Pharmacophore identification of a chemokine receptor (CXCR4) antagonist, T22 ([Tyr(5,12),Lys7]-polyphemusin II), which specifically blocks T cell-line-tropic HIV-1 infection.

We have previously found that T22 ([Tyr(5,12), Lys7]-polyphemusin II) has strong anti-human immunodeficiency virus (HIV) activity, and that T22 inhibits T cell-line-tropic HIV-1 infection mediated by CXCR4/fusin. T22 is an 18-residue peptide amide, which takes an antiparallel beta-sheet structure that is maintained by two disulfide bridges. Structure-activity relationship (SAR) studies on T22 have disclosed the contributions of each region of T22 to activity or cytotoxicity, and have provided the following useful information to develop new CXCR4 antagonists: The number of Arg residues in the N-terminal and C-terminal regions of T22 is closely related to anti-HIV activity. Addition of a variety of functional groups at the N-terminal end results in increases in activity. Disulfide rings, especially the major disulfide loop, are indispensable for anti-HIV activity and maintenance of the beta-sheet structure. Trp3 can be replaced by other aromatic residues (Tyr, Phe and L-2-naphthylalanine). Between two repeats of Tyr-Arg-Lys, which are a characteristic structure in T22, Tyr-Arg-Lys in the N-terminal portion is more closely associated with anti-HIV activity and maintenance of the beta-sheet structure. A positive charge in the side chain at the (i + 1) position of the beta-turn region is necessary for strong activity. Through these studies, we have found several compounds having higher selectivity indexes (50% cytotoxic concentration/50% effective concentration) than that of T22.
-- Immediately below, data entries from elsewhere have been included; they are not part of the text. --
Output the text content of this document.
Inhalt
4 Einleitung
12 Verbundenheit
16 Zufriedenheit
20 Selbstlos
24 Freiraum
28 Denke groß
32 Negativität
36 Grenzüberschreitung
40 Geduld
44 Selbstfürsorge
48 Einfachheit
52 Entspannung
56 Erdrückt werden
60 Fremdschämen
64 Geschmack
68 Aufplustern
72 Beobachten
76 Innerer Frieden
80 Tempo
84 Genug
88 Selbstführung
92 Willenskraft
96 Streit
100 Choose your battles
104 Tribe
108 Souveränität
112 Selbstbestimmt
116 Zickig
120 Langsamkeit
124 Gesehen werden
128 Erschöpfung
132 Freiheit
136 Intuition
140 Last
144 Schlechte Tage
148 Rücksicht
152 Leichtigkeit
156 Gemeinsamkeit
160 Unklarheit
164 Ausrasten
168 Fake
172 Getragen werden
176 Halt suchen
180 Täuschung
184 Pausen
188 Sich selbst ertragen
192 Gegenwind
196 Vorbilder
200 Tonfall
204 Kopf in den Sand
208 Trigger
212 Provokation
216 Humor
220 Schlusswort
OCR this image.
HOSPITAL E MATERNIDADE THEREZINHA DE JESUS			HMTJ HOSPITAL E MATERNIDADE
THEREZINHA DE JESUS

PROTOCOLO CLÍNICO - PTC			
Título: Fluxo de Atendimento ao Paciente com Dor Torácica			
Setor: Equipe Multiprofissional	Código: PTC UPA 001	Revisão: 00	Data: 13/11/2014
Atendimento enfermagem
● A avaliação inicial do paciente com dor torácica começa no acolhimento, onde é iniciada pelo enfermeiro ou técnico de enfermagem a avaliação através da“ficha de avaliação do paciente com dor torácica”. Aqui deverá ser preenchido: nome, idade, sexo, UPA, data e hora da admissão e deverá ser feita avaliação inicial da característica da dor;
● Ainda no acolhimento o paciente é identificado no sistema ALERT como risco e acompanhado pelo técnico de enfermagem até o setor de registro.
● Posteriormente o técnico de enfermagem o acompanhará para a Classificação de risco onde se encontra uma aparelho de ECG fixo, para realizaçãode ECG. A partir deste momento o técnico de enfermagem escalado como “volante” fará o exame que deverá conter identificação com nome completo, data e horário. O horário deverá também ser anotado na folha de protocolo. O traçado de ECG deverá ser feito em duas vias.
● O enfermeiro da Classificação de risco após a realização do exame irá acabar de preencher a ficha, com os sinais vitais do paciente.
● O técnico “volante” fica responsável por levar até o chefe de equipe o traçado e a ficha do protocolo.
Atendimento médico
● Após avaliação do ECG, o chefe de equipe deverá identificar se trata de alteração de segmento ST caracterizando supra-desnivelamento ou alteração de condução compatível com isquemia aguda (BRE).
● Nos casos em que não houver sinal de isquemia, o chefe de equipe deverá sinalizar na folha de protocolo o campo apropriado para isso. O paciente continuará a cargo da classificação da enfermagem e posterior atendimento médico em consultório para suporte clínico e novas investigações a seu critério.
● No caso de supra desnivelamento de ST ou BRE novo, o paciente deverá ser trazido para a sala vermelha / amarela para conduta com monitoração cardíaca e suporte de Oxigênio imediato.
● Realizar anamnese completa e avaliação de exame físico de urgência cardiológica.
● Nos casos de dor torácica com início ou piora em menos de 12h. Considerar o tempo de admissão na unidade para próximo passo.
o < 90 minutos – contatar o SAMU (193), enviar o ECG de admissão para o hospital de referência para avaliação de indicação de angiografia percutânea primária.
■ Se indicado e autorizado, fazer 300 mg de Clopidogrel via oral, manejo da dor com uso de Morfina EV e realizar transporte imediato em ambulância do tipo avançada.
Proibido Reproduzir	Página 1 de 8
Downsizing of an HIV-cell fusion inhibitor, T22 ([Tyr5,12, Lys7]-polyphemusin II), with the maintenance of anti-HIV activity and solution structure.

T22 ([Tyr5,12,Lys7]-polyphemusin II) has been shown to have strong anti-human immunodeficiency virus (HIV) activity comparable to that of 3'-azido-2',3'-dideoxythymidine (AZT). T22, an 18-residue peptide amide, takes an antiparallel beta-sheet structure that is maintained by two disulfide bridges. Herein we synthesized several shortened analogs of T22 in order to search for a more suitable lead compound. A 14-residue analog having one disulfide bridge, TW70 (des-[Cys8,13, Tyr9,12]-[D-Lys10, Pro11]-T22), was found to have highly potent activity comparable to that of T22, and to take an antiparallel beta-sheet structure similar to that of T22. This indicates that the molecular size of T22 can be reduced without loss of activity or significant change in the secondary structure, and that TW70 may represent a novel lead compound. Furthermore, modifying the N-terminal alpha-amino group of TW70 with a fluoresceinthiocarbamoyl group, and the epsilon-amino group of D-Lys8 at the turn portion with a 5-aminopentanoyl group remarkably increased the selectivity index (50% cytotoxic concentration/50% effective concentration).